ANS: C A client with ALS usually dies within 5 years. Therefore, the nurse should offer the client the opportunity to determine how he/she wants to die.

The nurse is caring for several clients on a medical unit. Which client should the nurse assess first? a. The client with ALS who is refusing to turn every two (2) hours. b. The client with abdominal pain who is complaining of nausea. c. The client with pneumonia who has a pulse oximeter reading of 90%. d. The client who is complaining about not receiving any pain mediciation.

ANS: C A pulse oximeter reading of less than 93% indicates that the client is experiencing hypoxemia, which is a life-threatening emergency. This client should be assessed first.

When the nurse is assessing a patient with myasthenia gravis, which action will be most important to take? a. Check pupillary size. b. Monitor grip strength. c. Observe respiratory effort. d. Assess level of consciousness.

ANS: C Because respiratory insufficiency may be life threatening, it will be most important to monitor respiratory function. The other data also will be assessed but are not as critical.

Which assessment date would make the nurse suspect that the client has amyotrophic lateral sclerosis? a. History of a cold or gastrointestinal upset in the last month. b. Complaints of double vision and drooping eyelids. c. Fatigue, progressive muscle weakness, and twitching. d. Loss of sensation below the level of the umbilicus.

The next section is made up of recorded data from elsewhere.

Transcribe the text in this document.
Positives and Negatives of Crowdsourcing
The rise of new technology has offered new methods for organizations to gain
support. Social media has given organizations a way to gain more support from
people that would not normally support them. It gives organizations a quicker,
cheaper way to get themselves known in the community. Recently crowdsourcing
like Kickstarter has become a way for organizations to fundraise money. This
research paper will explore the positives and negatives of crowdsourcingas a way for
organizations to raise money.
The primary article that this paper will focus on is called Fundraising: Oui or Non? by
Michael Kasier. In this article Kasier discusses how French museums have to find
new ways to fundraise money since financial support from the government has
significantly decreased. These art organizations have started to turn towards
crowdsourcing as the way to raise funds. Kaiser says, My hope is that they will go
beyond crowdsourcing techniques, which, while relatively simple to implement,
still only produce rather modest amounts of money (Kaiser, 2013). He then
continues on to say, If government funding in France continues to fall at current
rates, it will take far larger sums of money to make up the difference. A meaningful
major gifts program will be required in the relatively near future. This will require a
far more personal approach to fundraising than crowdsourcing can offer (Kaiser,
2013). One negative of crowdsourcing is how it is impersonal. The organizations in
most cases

ANS: C Fatigue, progressive muscle weakness, and twitching are signs of ALS, a progressive neurological disease in which there is a loss of motor neurons. There is no cure, but recently a medication to slow the deterioration of the motor neurons has been found.

Which intervention should the nurse take with the client recently diagnosed with amyotrophic lateral sclerosis (Lou Gehrig's disease)? a. Discuss a percutaneous gastrostomy tube. b. Explain how a fistula is accessed. c. Provide an advance directive. d. Refer to a physical therapist for leg braces.

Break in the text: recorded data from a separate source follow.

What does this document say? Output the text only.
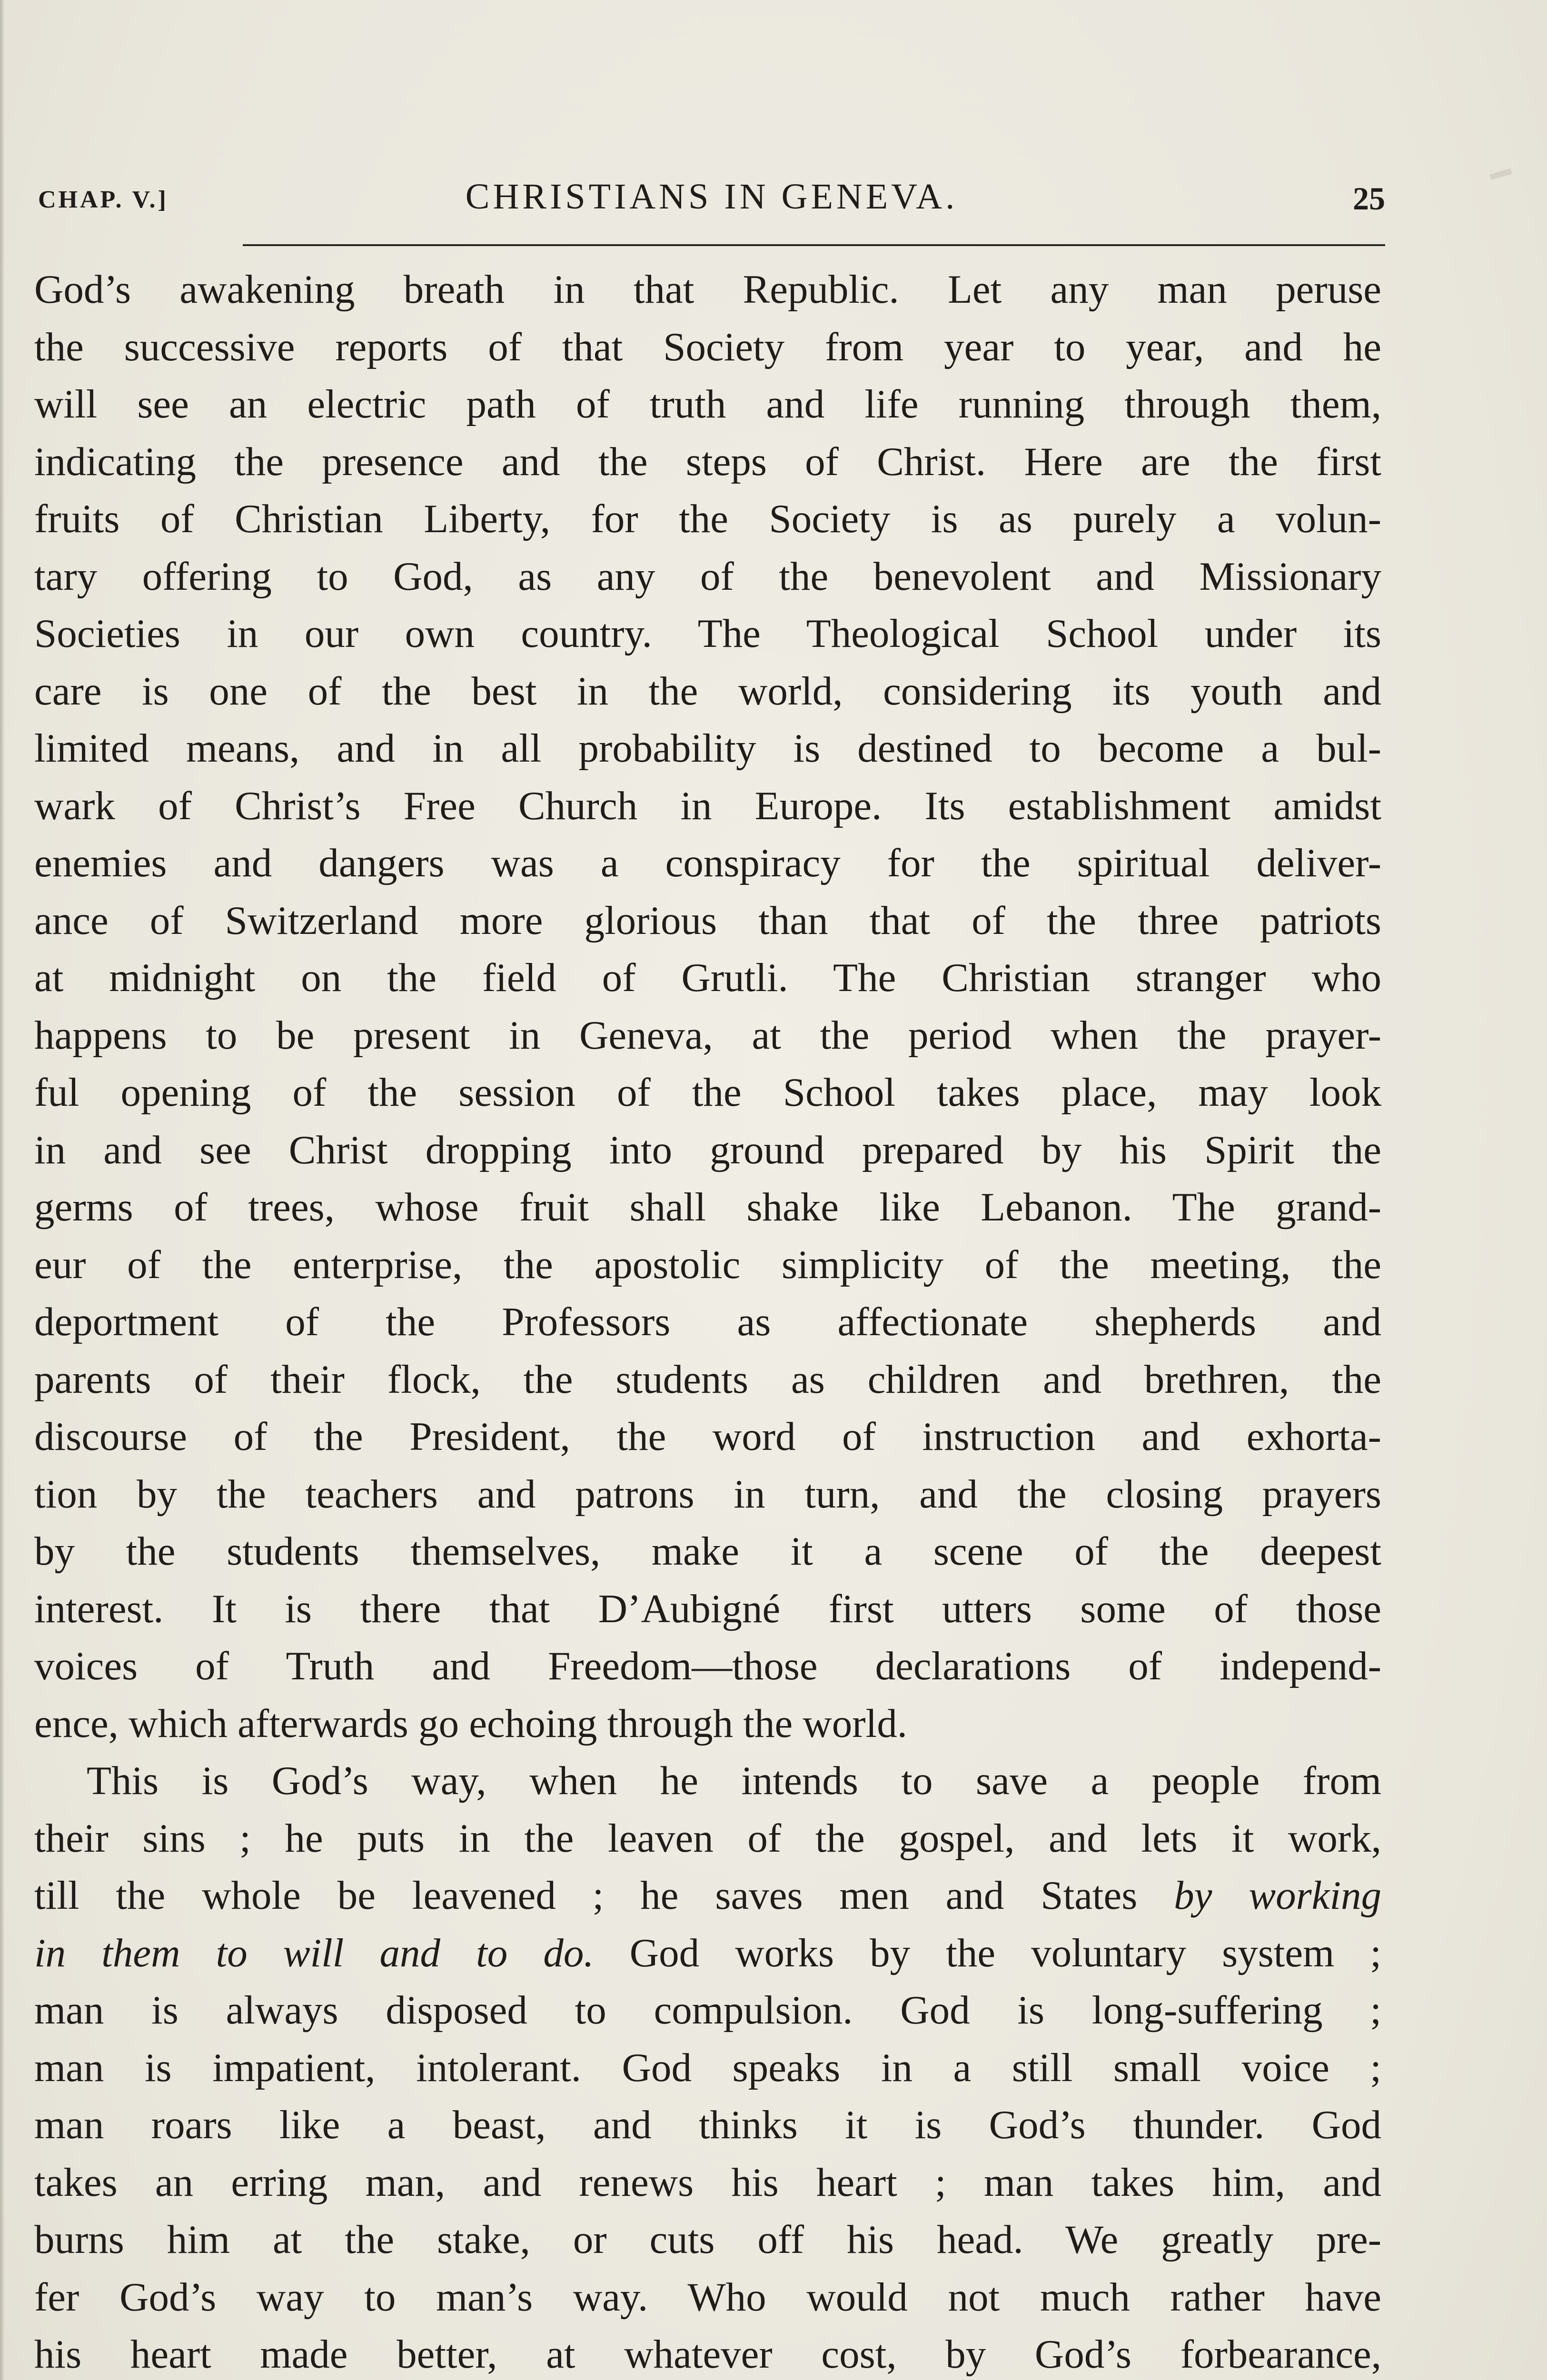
CHAP. V.]	CHRISTIANS IN GENEVA.	25
God’s awakening breath in that Republic. Let any man peruse
the successive reports of that Society from year to year, and he
will see an electric path of truth and life running through them,
indicating the presence and the steps of Christ. Here are the first
fruits of Christian Liberty, for the Society is as purely a volun-
tary offering to God, as any of the benevolent and Missionary
Societies in our own country. The Theological School under its
care is one of the best in the world, considering its youth and
limited means, and in all probability is destined to become a bul-
wark of Christ’s Free Church in Europe. Its establishment amidst
enemies and dangers was a conspiracy for the spiritual deliver-
ance of Switzerland more glorious than that of the three patriots
at midnight on the field of Grutli. The Christian stranger who
happens to be present in Geneva, at the period when the prayer-
ful opening of the session of the School takes place, may look
in and see Christ dropping into ground prepared by his Spirit the
germs of trees, whose fruit shall shake like Lebanon. The grand-
eur of the enterprise, the apostolic simplicity of the meeting, the
deportment of the Professors as affectionate shepherds and
parents of their flock, the students as children and brethren, the
discourse of the President, the word of instruction and exhorta-
tion by the teachers and patrons in turn, and the closing prayers
by the students themselves, make it a scene of the deepest
interest. It is there that D’Aubigné first utters some of those
voices of Truth and Freedom—those declarations of independ-
ence, which afterwards go echoing through the world.
This is God’s way, when he intends to save a people from
their sins ; he puts in the leaven of the gospel, and lets it work,
till the whole be leavened ; he saves men and States by working
in them to will and to do. God works by the voluntary system ;
man is always disposed to compulsion. God is long-suffering ;
man is impatient, intolerant. God speaks in a still small voice ;
man roars like a beast, and thinks it is God’s thunder. God
takes an erring man, and renews his heart ; man takes him, and
burns him at the stake, or cuts off his head. We greatly pre-
fer God’s way to man’s way. Who would not much rather have
his heart made better, at whatever cost, by God’s forbearance,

ANS: C It is never too early to discuss advance directives with a client diagnosed with a terminal illness.

The male client is diagnosed with Guillain-Barre Syndrome (GBS) and is in the intensive care unit on a ventilator. Which cardiovascular rationale explains implementing passive range-of-motion (ROM) exercises? a. Passive ROM exercises will prevent contractures from developing. b. The client will feel better if he is able to exercise and stretch his muscles. c. ROM exercises will help alleviate the pain associated with GBS. d. They help to prevent DVTs by movement of the blood through the veins.

ANS: D

The client diagnosed with ALS is prescribed an antiglutamate, riluzole (Rilutek). Which instruction should the nurse discuss with the client? a. Take the medication with food. b. Do not eat green, leafy vegetables. c. Use SPF 30 when going out in the sun. d. Report any febrile illness.

ANS: D The medication can cause blood dyscrasias. Therefore, the client is monitored for liver function, blood count, blood chemistries, and alkaline phophatase. The client should report any febrile illness. This is the first medication developed to treat ALS.